The name Eczema just sounds uncomfortable… And it is. It's not exactly an onomatopoeia, but it's cacaphony tells you it's not something you want. Eczema's most immediate impact is discomfort, whether it's itching or burning or both, and even worse for many people, are the unsightly patches of redness, flaking and even crusting which, when on the face, just don't cover well with makeup. Eczema is often persistent, but when it does go away, just to make matters a little worse, it tends to be recurrent and come back for no apparent reason.
While eczema can be anywhere on the body, it's the visual impact of the patches of facial eczema that's usually the deal breaker. Your first reaction is usually to use a moisturizer because of the flakes, because most people think of flaky skin as being caused by dryness. But flaky skin is actually the result of many other skin problems such as inflammation or infection, which together or individually, cause the flaking in eczema. And since moisturizers don't help either of those problems, they don't help your eczema. Then it's onto cortisone creams, readily available over the counter, as well as stronger ones by prescription. If the cause of the flaking, redness and discomfort is inflammation, then the anti inflammatory powers of the cortisone cream will provide meaningful relief for your eczema.

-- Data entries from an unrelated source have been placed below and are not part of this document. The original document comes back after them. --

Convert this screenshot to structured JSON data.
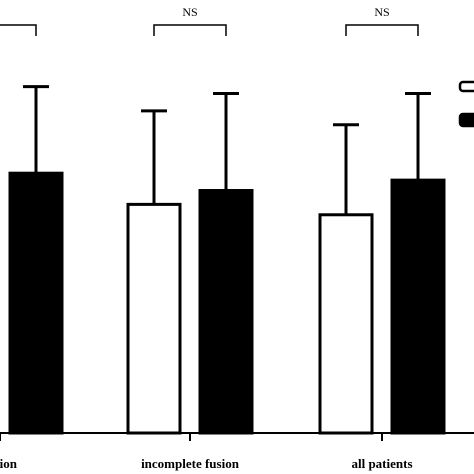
{
  "chart_data": {
    "type": "bar",
    "categories": [
      "fusion",
      "incomplete fusion",
      "all patients"
    ],
    "series": [
      {
        "color": "#ffffff",
        "values": [
          null,
          0.66,
          0.63
        ],
        "errors": [
          null,
          0.27,
          0.26
        ]
      },
      {
        "color": "#000000",
        "values": [
          0.75,
          0.7,
          0.73
        ],
        "errors": [
          0.25,
          0.28,
          0.25
        ]
      }
    ],
    "significance": [
      {
        "category_index": 0,
        "label": ""
      },
      {
        "category_index": 1,
        "label": "NS"
      },
      {
        "category_index": 2,
        "label": "NS"
      }
    ],
    "ylim": [
      0,
      1.25
    ],
    "xlabel": "",
    "ylabel": "",
    "title": ""
  }
}
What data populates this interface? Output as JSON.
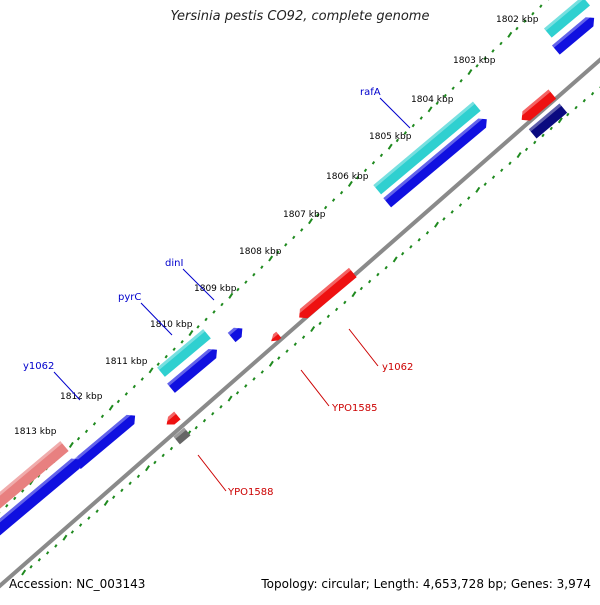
{
  "title": "Yersinia pestis CO92, complete genome",
  "footer": {
    "accession": "Accession: NC_003143",
    "summary": "Topology: circular; Length: 4,653,728 bp; Genes: 3,974"
  },
  "colors": {
    "backbone": "#8a8a8a",
    "tick": "#1f8a1f",
    "forward_cds_outer": "#2fd0d0",
    "forward_cds_inner": "#1010e0",
    "reverse_cds_outer": "#ee1111",
    "reverse_cds_inner": "#0a0a80",
    "reverse_grey": "#666666",
    "forward_pink": "#e88080",
    "label_forward": "#0000cc",
    "label_reverse": "#cc0000"
  },
  "scale_labels": [
    {
      "kbp": 1802,
      "text": "1802 kbp"
    },
    {
      "kbp": 1803,
      "text": "1803 kbp"
    },
    {
      "kbp": 1804,
      "text": "1804 kbp"
    },
    {
      "kbp": 1805,
      "text": "1805 kbp"
    },
    {
      "kbp": 1806,
      "text": "1806 kbp"
    },
    {
      "kbp": 1807,
      "text": "1807 kbp"
    },
    {
      "kbp": 1808,
      "text": "1808 kbp"
    },
    {
      "kbp": 1809,
      "text": "1809 kbp"
    },
    {
      "kbp": 1810,
      "text": "1810 kbp"
    },
    {
      "kbp": 1811,
      "text": "1811 kbp"
    },
    {
      "kbp": 1812,
      "text": "1812 kbp"
    },
    {
      "kbp": 1813,
      "text": "1813 kbp"
    }
  ],
  "gene_labels": {
    "forward": [
      "rafA",
      "dinI",
      "pyrC",
      "y1062"
    ],
    "reverse": [
      "y1062",
      "YPO1585",
      "YPO1588"
    ]
  }
}
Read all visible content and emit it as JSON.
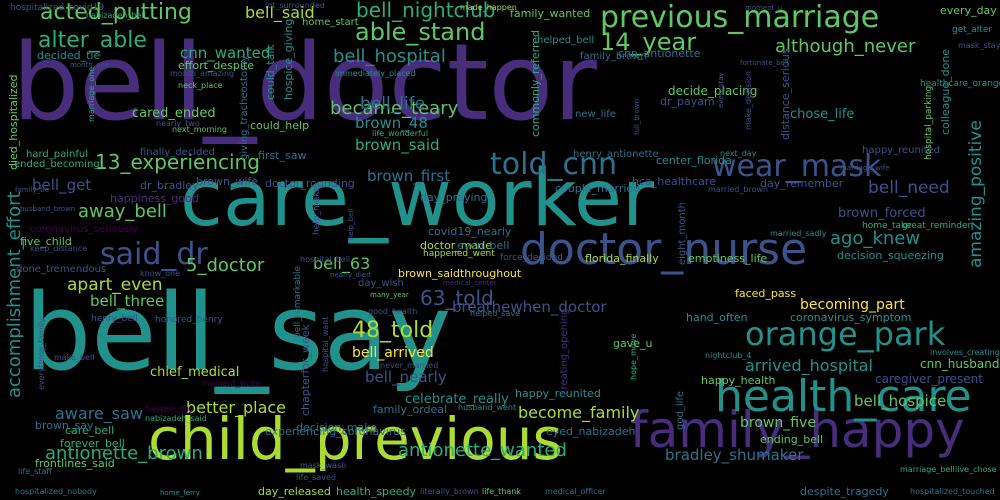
{
  "words": {
    "bell_doctor": "bell_doctor",
    "bell_say": "bell_say",
    "care_worker": "care_worker",
    "child_previous": "child_previous",
    "doctor_nurse": "doctor_nurse",
    "family_happy": "family_happy",
    "health_care": "health_care",
    "previous_marriage": "previous_marriage",
    "orange_park": "orange_park",
    "told_cnn": "told_cnn",
    "wear_mask": "wear_mask",
    "said_dr": "said_dr",
    "able_stand": "able_stand",
    "acted_putting": "acted_putting",
    "bell_said": "bell_said",
    "bell_nightclub": "bell_nightclub",
    "alter_able": "alter_able",
    "cnn_wanted": "cnn_wanted",
    "bell_hospital": "bell_hospital",
    "14_year": "14_year",
    "although_never": "although_never",
    "became_teary": "became_teary",
    "bell_life": "bell_life",
    "brown_48": "brown_48",
    "brown_said": "brown_said",
    "13_experiencing": "13_experiencing",
    "bell_get": "bell_get",
    "away_bell": "away_bell",
    "brown_first": "brown_first",
    "5_doctor": "5_doctor",
    "bell_63": "bell_63",
    "apart_even": "apart_even",
    "bell_three": "bell_three",
    "63_told": "63_told",
    "48_told": "48_told",
    "bell_arrived": "bell_arrived",
    "bell_nearly": "bell_nearly",
    "breathewhen_doctor": "breathewhen_doctor",
    "becoming_part": "becoming_part",
    "ago_knew": "ago_knew",
    "bell_need": "bell_need",
    "brown_forced": "brown_forced",
    "arrived_hospital": "arrived_hospital",
    "cnn_husband": "cnn_husband",
    "caregiver_present": "caregiver_present",
    "aware_saw": "aware_saw",
    "better_place": "better_place",
    "chief_medical": "chief_medical",
    "celebrate_really": "celebrate_really",
    "become_family": "become_family",
    "brown_five": "brown_five",
    "bell_hospice": "bell_hospice",
    "bradley_shumaker": "bradley_shumaker",
    "antionette_brown": "antionette_brown",
    "antionette_wanted": "antionette_wanted",
    "accomplishment_effort": "accomplishment_effort",
    "amazing_positive": "amazing_positive",
    "chose_life": "chose_life",
    "cared_ended": "cared_ended",
    "could_help": "could_help",
    "decide_placing": "decide_placing",
    "dr_payam": "dr_payam",
    "chapterfor_week": "chapterfor_week",
    "colleague_done": "colleague_done",
    "cnn_antionette": "cnn_antionette",
    "first_saw": "first_saw",
    "dr_bradley": "dr_bradley",
    "brown_wife": "brown_wife",
    "doctor_rounding": "doctor_rounding",
    "couple_married": "couple_married",
    "hca_healthcare": "hca_healthcare",
    "center_florida": "center_florida",
    "day_remember": "day_remember",
    "emptiness_life": "emptiness_life",
    "florida_finally": "florida_finally",
    "brown_saidthroughout": "brown_saidthroughout",
    "faced_pass": "faced_pass",
    "hand_often": "hand_often",
    "coronavirus_symptom": "coronavirus_symptom",
    "decision_squeezing": "decision_squeezing",
    "doctor_made": "doctor_made",
    "even_bell": "even_bell",
    "covid19_nearly": "covid19_nearly",
    "day_praying": "day_praying",
    "happiness_good": "happiness_good",
    "five_child": "five_child",
    "care_bell": "care_bell",
    "brown_say": "brown_say",
    "forever_bell": "forever_bell",
    "frontlines_said": "frontlines_said",
    "day_released": "day_released",
    "health_speedy": "health_speedy",
    "eyed_nabizadeh": "eyed_nabizadeh",
    "despite_tragedy": "despite_tragedy",
    "ending_bell": "ending_bell",
    "happy_health": "happy_health",
    "god_life": "god_life",
    "family_ordeal": "family_ordeal",
    "decision_make": "decision_make",
    "experiencing_coronavirus": "experiencing_coronavirus",
    "gave_u": "gave_u",
    "hope_move": "hope_move",
    "commonly_referred": "commonly_referred",
    "distance_serious": "distance_serious",
    "died_hospitalized": "died_hospitalized",
    "hospitalized_covid19": "hospitalized_covid19",
    "nabizadeh_bell": "nabizadeh_bell",
    "decided_tie": "decided_tie",
    "effort_despite": "effort_despite",
    "giving_tracheostomy": "giving_tracheostomy",
    "could_talk": "could_talk",
    "hospice_giving": "hospice_giving",
    "home_start": "home_start",
    "made_happen": "made_happen",
    "family_wanted": "family_wanted",
    "lot_surrounded": "lot_surrounded",
    "helped_bell": "helped_bell",
    "family_brown": "family_brown",
    "every_day": "every_day",
    "get_alter": "get_alter",
    "mask_stay": "mask_stay",
    "healthcare_orange": "healthcare_orange",
    "immediately_placed": "immediately_placed",
    "month_amazing": "month_amazing",
    "neck_place": "neck_place",
    "next_morning": "next_morning",
    "nearly_two": "nearly_two",
    "marriage_one": "marriage_one",
    "hard_painful": "hard_painful",
    "ended_becoming": "ended_becoming",
    "finally_decided": "finally_decided",
    "married_brown": "married_brown",
    "happy_reunited": "happy_reunited",
    "hospital_parking": "hospital_parking",
    "henry_antionette": "henry_antionette",
    "new_life": "new_life",
    "life_wonderful": "life_wonderful",
    "make_decision": "make_decision",
    "next_day": "next_day",
    "home_take": "home_take",
    "great_reminder": "great_reminder",
    "married_sadly": "married_sadly",
    "help_make": "help_make",
    "eight_month": "eight_month",
    "coronavirus_seriously": "coronavirus_seriously",
    "keep_distance": "keep_distance",
    "done_tremendous": "done_tremendous",
    "know_one": "know_one",
    "hospital_bell": "hospital_bell",
    "force_decided": "force_decided",
    "happened_went": "happened_went",
    "day_wish": "day_wish",
    "nearly_died": "nearly_died",
    "many_year": "many_year",
    "medical_center": "medical_center",
    "henry_bell": "henry_bell",
    "honored_henry": "honored_henry",
    "good_health": "good_health",
    "helped_save": "helped_save",
    "hospital_want": "hospital_want",
    "nightclub_4": "nightclub_4",
    "involves_creating": "involves_creating",
    "make_bell": "make_bell",
    "never_married": "never_married",
    "everything_family": "everything_family",
    "moment_woke": "moment_woke",
    "happen_day": "happen_day",
    "nabizadeh_said": "nabizadeh_said",
    "husband_went": "husband_went",
    "mask_wash": "mask_wash",
    "life_saved": "life_saved",
    "life_staff": "life_staff",
    "marriage_bell": "marriage_bell",
    "live_chose": "live_chose",
    "medical_officer": "medical_officer",
    "hospitalized_touched": "hospitalized_touched",
    "hospitalized_nobody": "hospitalized_nobody",
    "literally_brown": "literally_brown",
    "life_thank": "life_thank",
    "creating_opening": "creating_opening",
    "home_ferry": "home_ferry",
    "moment_u": "moment_u",
    "month_one": "month_one",
    "full_brown": "full_brown",
    "even_stay": "even_stay",
    "marriage_wife": "marriage_wife",
    "husband_brown": "husband_brown",
    "family_tie": "family_tie",
    "help_bell": "help_bell",
    "bell_remarkable": "bell_remarkable",
    "doctor_nurse_life": "doctor_nurse",
    "fortunate_bell": "fortunate_bell"
  }
}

But so often cortisone creams don't work because hidden in the redness and flaking and crusting is an invisible and mischievous infection. That infection is usually caused by familiar germs like staph or strep bacteria. But here's the twist. Through a positive feedback mechanism, the bacteria make the eczema worse, so unless you treat the infection with an antibiotic, the eczema won't get better. So to finally control your eczema, in addition to the cortisone cream, a topical antibiotic ointment applied to the eczema at least four times per day is essential and often works magic. My favorites are Bacitracin and Polysporin ointment, both of which are available without prescriptions.
Your take away for treating persistent eczema anywhere on the body should be to use topical antibiotics in addition to cortisone creams and that moisturizers usually aren’t helpful.
And now a bonus for the medically curious viewers! The flakes and crusts of the eczema are wonderful nutrients helping the bacteria grow and multiply. The byproducts from bacterial growth are intrinsically irritating, so they make the eczema worse. This then causes more flaking and crusting. Which then feeds the bacteria more… increasing their growth even more… and amplifying the positive feedback cycle which can only be broken by an antibiotic. I think that’s cool.